With that experience of teaching the faith, he entered religious life with the Dominicans, studying in Ottawa and Montreal. He left the order after four years because he felt called to the diocesan priesthood.

French connection

Given that his novitiate with the Dominicans in Montreal had brought back his French, Jubinville decided to approach Bouchard because St. Paul has a number of French parishes. The bishop showed interest and accepted the young man as a seminarian, assigning him for three years at the Grand Seminaire of Montreal, where he did all of his studies in French.

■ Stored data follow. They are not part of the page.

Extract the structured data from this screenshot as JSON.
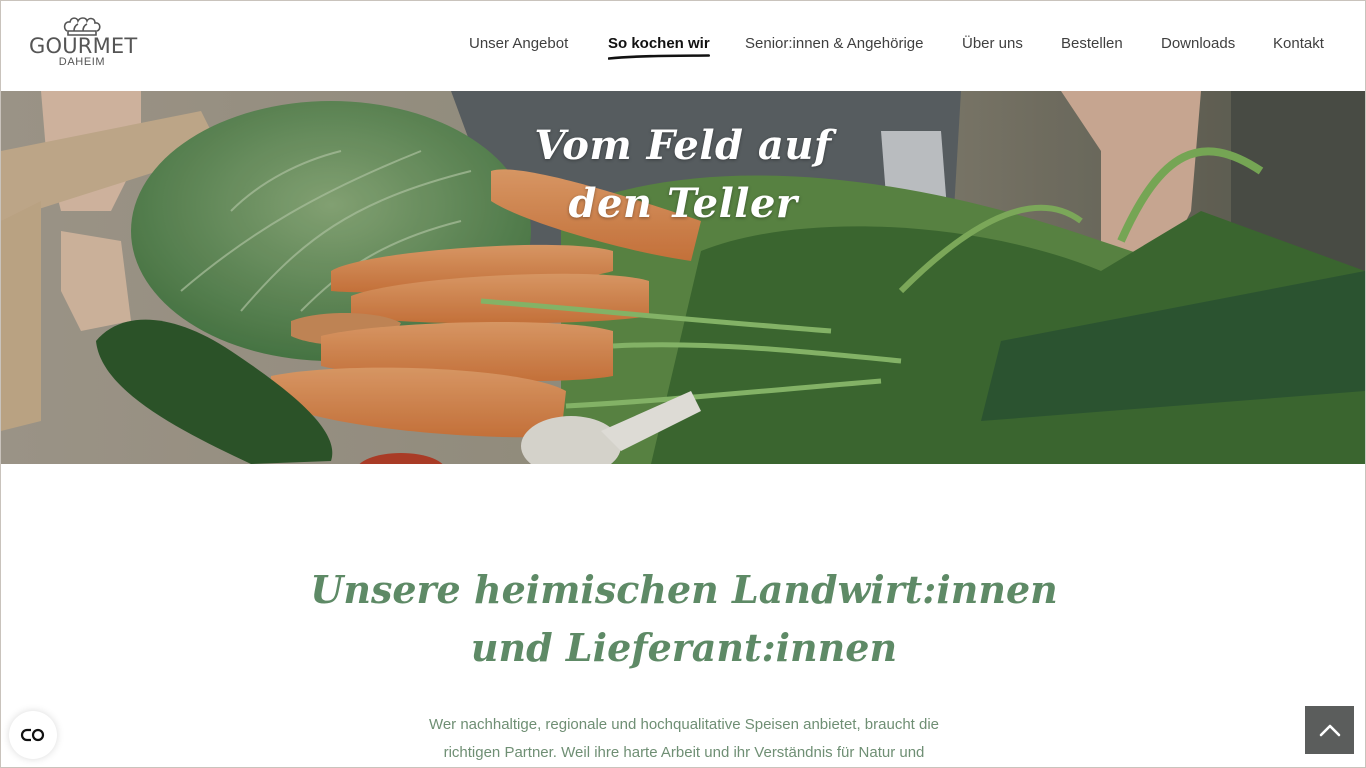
{
  "header": {
    "logo": {
      "brand": "GOURMET",
      "sub": "DAHEIM",
      "icon": "chef-hat-icon"
    },
    "nav": [
      {
        "label": "Unser Angebot",
        "active": false
      },
      {
        "label": "So kochen wir",
        "active": true
      },
      {
        "label": "Senior:innen & Angehörige",
        "active": false
      },
      {
        "label": "Über uns",
        "active": false
      },
      {
        "label": "Bestellen",
        "active": false
      },
      {
        "label": "Downloads",
        "active": false
      },
      {
        "label": "Kontakt",
        "active": false
      }
    ]
  },
  "hero": {
    "title_line1": "Vom Feld auf",
    "title_line2": "den Teller",
    "image": "vegetables-carrots-cabbage-leek-photo"
  },
  "main": {
    "title_line1": "Unsere heimischen Landwirt:innen",
    "title_line2": "und Lieferant:innen",
    "text_line1": "Wer nachhaltige, regionale und hochqualitative Speisen anbietet, braucht die",
    "text_line2": "richtigen Partner. Weil ihre harte Arbeit und ihr Verständnis für Natur und"
  },
  "floating": {
    "accessibility_icon": "accessibility-toggle-icon",
    "back_to_top_icon": "chevron-up-icon"
  },
  "colors": {
    "accent_green": "#5e8a66",
    "text_green": "#6f8f74",
    "nav_text": "#3f3f3f",
    "back_to_top_bg": "#5b5d5c"
  }
}
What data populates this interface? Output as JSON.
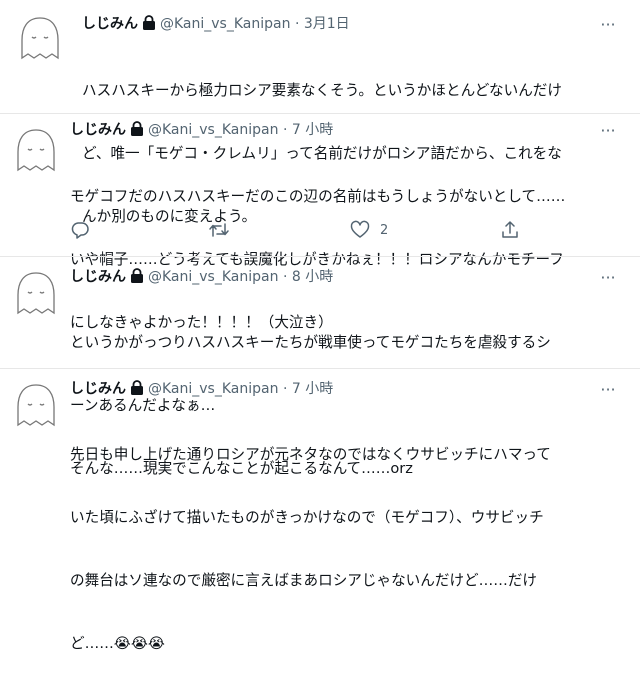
{
  "tweets": [
    {
      "name": "しじみん",
      "handle": "@Kani_vs_Kanipan",
      "sep": "·",
      "time": "3月1日",
      "more": "···",
      "lines": [
        "ハスハスキーから極力ロシア要素なくそう。というかほとんどないんだけ",
        "ど、唯一「モゲコ・クレムリ」って名前だけがロシア語だから、これをな",
        "んか別のものに変えよう。"
      ]
    },
    {
      "name": "しじみん",
      "handle": "@Kani_vs_Kanipan",
      "sep": "·",
      "time": "7 小時",
      "more": "···",
      "lines": [
        "モゲコフだのハスハスキーだのこの辺の名前はもうしょうがないとして……",
        "いや帽子……どう考えても誤魔化しがきかねぇ！！！ロシアなんかモチーフ",
        "にしなきゃよかった！！！！（大泣き）"
      ],
      "actions": {
        "reply_count": "",
        "retweet_count": "",
        "like_count": "2"
      }
    },
    {
      "name": "しじみん",
      "handle": "@Kani_vs_Kanipan",
      "sep": "·",
      "time": "8 小時",
      "more": "···",
      "lines": [
        "というかがっつりハスハスキーたちが戦車使ってモゲコたちを虐殺するシ",
        "ーンあるんだよなぁ…",
        "そんな……現実でこんなことが起こるなんて……orz"
      ]
    },
    {
      "name": "しじみん",
      "handle": "@Kani_vs_Kanipan",
      "sep": "·",
      "time": "7 小時",
      "more": "···",
      "lines": [
        "先日も申し上げた通りロシアが元ネタなのではなくウサビッチにハマって",
        "いた頃にふざけて描いたものがきっかけなので（モゲコフ）、ウサビッチ",
        "の舞台はソ連なので厳密に言えばまあロシアじゃないんだけど……だけ",
        "ど……😭😭😭"
      ]
    }
  ]
}
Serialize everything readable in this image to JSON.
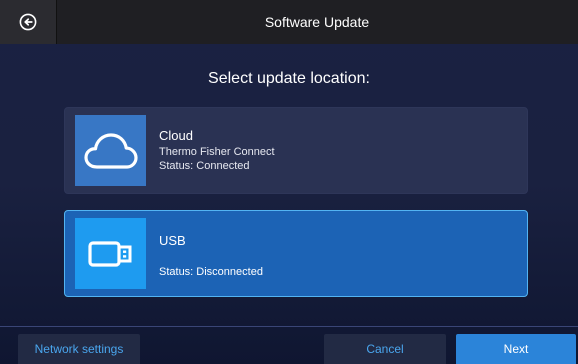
{
  "header": {
    "title": "Software Update",
    "back_icon": "arrow-left-circle-icon"
  },
  "prompt": "Select update location:",
  "options": [
    {
      "icon": "cloud-icon",
      "title": "Cloud",
      "line1": "Thermo Fisher Connect",
      "status": "Status: Connected",
      "selected": false
    },
    {
      "icon": "usb-drive-icon",
      "title": "USB",
      "line1": "",
      "status": "Status: Disconnected",
      "selected": true
    }
  ],
  "footer": {
    "network_label": "Network settings",
    "cancel_label": "Cancel",
    "next_label": "Next"
  },
  "colors": {
    "accent": "#1e9bf0",
    "selected_card": "#1c63b5",
    "link_text": "#4aa6ee",
    "primary_button": "#2b84d9"
  }
}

During his Bonnyville internship, Jubinville, who was ordained a deacon Feb. 16, has assisted in the RCIA as well as in teaching the sacraments of initiation to both parents and children preparing for Communion and Confirmation.

"My goal (upon ordination) would be that people could truly come to know how to walk with God," Jubinville said. "God can be part of their lives in all its facets - their friendships, their family, their workplace."